Compie un nuovo passo sul fronte della cooperazione industriale il Global Combat Air Programme (Gcap), programma di Regno Unito, Italia e Giappone per lo sviluppo della prossima generazione di sistema di combattimento aereo destinato a entrare in servizio nel 2035.
In occasione del Farnborough International Airshow, i Sovereign Effects Partners (Sep), che riuniscono Mbda Uk, Mbda Italia, Mitsubishi Electric e Mitsubishi Heavy Industries, hanno firmato un accordo di collaborazione con l’obiettivo di sostenere lo sviluppo del caccia di sesta generazione.
L’intesa, spiega una nota, prevede un nuovo modello operativo con cui i quattro partner continueranno a lavorare su un’ampia gamma di attività congiunte per supportare Edgewing, la joint venture industriale trinazionale costituita per guidare la progettazione e lo sviluppo del programma tra le aziende capofila (Leonardo per l’Italia, Bae Systems per il Regno Unito e Mitsubishi Heavy Industries per il Giappone).
Tutti i dettagli.
IL RUOLO DEI SOVEREIGN EFFECTS PARTNERS
L’accordo introduce un nuovo modello operativo che consentirà ai partner di collaborare in modo strutturato per supportare il programma Gcap, mettendo a disposizione competenze ingegneristiche e consulenza tecnica nel campo delle tecnologie per l’ottimizzazione degli effettori e dell’integrazione digitale dei sistemi d’arma.
Si tratta “di un approccio collaborativo che porta ad agire come un team unico a sostegno del Gcap – superando i confini nazionali – per garantire che le capacità relative a effettori complessi di nuova generazione possano potenziare la nuova piattaforma” specifica la nota.
COSA PREVEDE L’INTESA RIGUARDO AI SISTEMI D’ARMA
L’accordo non prevede lo sviluppo congiunto di nuovi armamenti. L’obiettivo è invece armonizzare gli approcci nazionali in materia di sistemi d’arma dei tre Paesi partner e favorirne l’integrazione digitale all’interno della piattaforma Gcap. In questo modo i Sovereign Effects Partners intendono consolidare la collaborazione internazionale, passando da contratti nazionali a una struttura operativa permanente, preparandosi alle successive fasi del programma, spiega ancora la nota.
Le attività includono anche la fornitura di consulenza specialistica e servizi di ingegneria, relativi alle tecnologie di ottimizzazione e all’integrazione digitale degli effettori. Tali obiettivi – prosegue la nota – saranno perseguiti attraverso l’impiego di tecnologie e processi all’avanguardia, per garantire le migliori capacità di combattimento aereo di nuova generazione, preservando al contempo la sovranità tecnologica e operativa.
IL CONTRIBUTO DI MBDA
Da parte sua Mbda, gruppo missilistico europeo joint-venture di Airbus (37,5%), Bae Systems (37,5%) e Leonardo (25%), porta in dote una lunga tradizione di collaborazione su importanti programmi di difesa. Parte dell’iniziativa britannica “Team Tempest” fin dall’inizio del 2018 – impegno esteso nel 2019 con l’adesione dell’Italia al programma che stava intanto progredendo – l’azienda europea mette in campo decenni di esperienza nello sviluppo e nell’integrazione di sistemi d’arma per diverse piattaforme aeree da combattimento.

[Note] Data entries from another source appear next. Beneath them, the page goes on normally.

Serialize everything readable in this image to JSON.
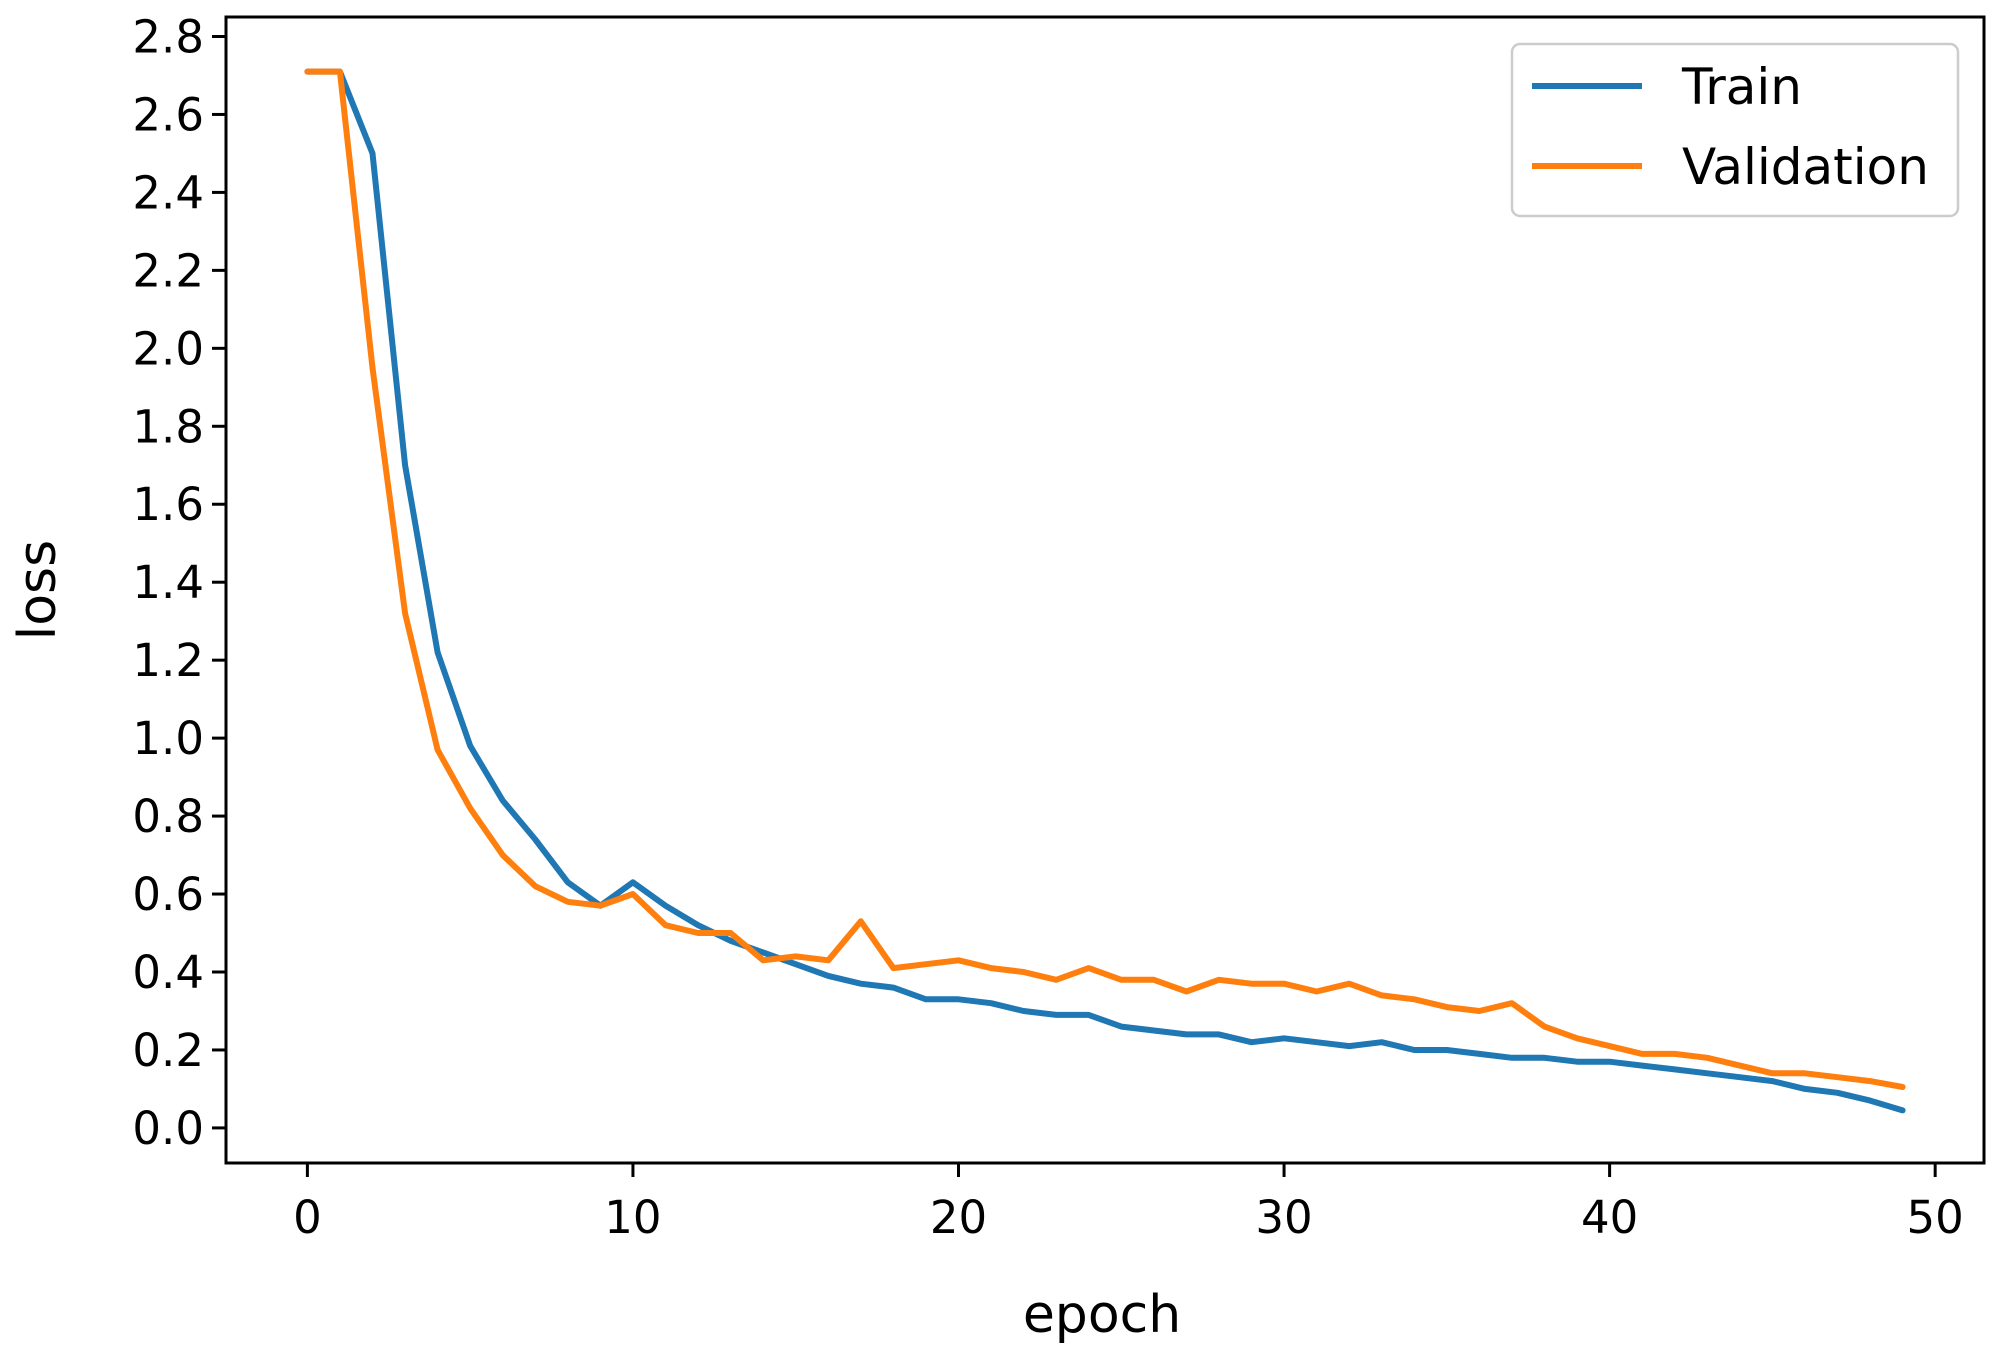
{
  "chart_data": {
    "type": "line",
    "xlabel": "epoch",
    "ylabel": "loss",
    "xlim": [
      -2.5,
      51.5
    ],
    "ylim": [
      -0.09,
      2.85
    ],
    "xticks": [
      0,
      10,
      20,
      30,
      40,
      50
    ],
    "yticks": [
      0.0,
      0.2,
      0.4,
      0.6,
      0.8,
      1.0,
      1.2,
      1.4,
      1.6,
      1.8,
      2.0,
      2.2,
      2.4,
      2.6,
      2.8
    ],
    "grid": false,
    "legend_position": "top-right",
    "x": [
      0,
      1,
      2,
      3,
      4,
      5,
      6,
      7,
      8,
      9,
      10,
      11,
      12,
      13,
      14,
      15,
      16,
      17,
      18,
      19,
      20,
      21,
      22,
      23,
      24,
      25,
      26,
      27,
      28,
      29,
      30,
      31,
      32,
      33,
      34,
      35,
      36,
      37,
      38,
      39,
      40,
      41,
      42,
      43,
      44,
      45,
      46,
      47,
      48,
      49
    ],
    "series": [
      {
        "name": "Train",
        "color": "#1f77b4",
        "values": [
          2.71,
          2.71,
          2.5,
          1.7,
          1.22,
          0.98,
          0.84,
          0.74,
          0.63,
          0.57,
          0.63,
          0.57,
          0.52,
          0.48,
          0.45,
          0.42,
          0.39,
          0.37,
          0.36,
          0.33,
          0.33,
          0.32,
          0.3,
          0.29,
          0.29,
          0.26,
          0.25,
          0.24,
          0.24,
          0.22,
          0.23,
          0.22,
          0.21,
          0.22,
          0.2,
          0.2,
          0.19,
          0.18,
          0.18,
          0.17,
          0.17,
          0.16,
          0.15,
          0.14,
          0.13,
          0.12,
          0.1,
          0.09,
          0.07,
          0.045
        ]
      },
      {
        "name": "Validation",
        "color": "#ff7f0e",
        "values": [
          2.71,
          2.71,
          1.95,
          1.32,
          0.97,
          0.82,
          0.7,
          0.62,
          0.58,
          0.57,
          0.6,
          0.52,
          0.5,
          0.5,
          0.43,
          0.44,
          0.43,
          0.53,
          0.41,
          0.42,
          0.43,
          0.41,
          0.4,
          0.38,
          0.41,
          0.38,
          0.38,
          0.35,
          0.38,
          0.37,
          0.37,
          0.35,
          0.37,
          0.34,
          0.33,
          0.31,
          0.3,
          0.32,
          0.26,
          0.23,
          0.21,
          0.19,
          0.19,
          0.18,
          0.16,
          0.14,
          0.14,
          0.13,
          0.12,
          0.105
        ]
      }
    ]
  }
}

E QUELLO DI MITSUBISHI ELECTRIC E MHI
Passando alle industrie giapponesi coinvolte, Mitsubishi Electric ha svolto un ruolo chiave nel programma giapponese F-2 ed è stata coinvolta nello sviluppo del programma F-X per il caccia di nuova generazione del Giappone. Oltre a collaborare con Regno Unito, Italia e Giappone allo sviluppo del caccia Gcap, Mitsubishi Electric lavora con Leonardo ed Elt Group ai sistemi integrati di sensoristica e comunicazione del velivolo.
Mitsubishi Heavy Industries, unico produttore di aerei da combattimento in Giappone, agisce come prime contractor per lo sviluppo e la produzione del caccia F-2 e per la produzione del caccia F-15. L’azienda è inoltre responsabile dello sviluppo e della produzione di sistemi d’arma guidati per diverse piattaforme in dotazione alle Forze terrestri, marittime e di auto difesa.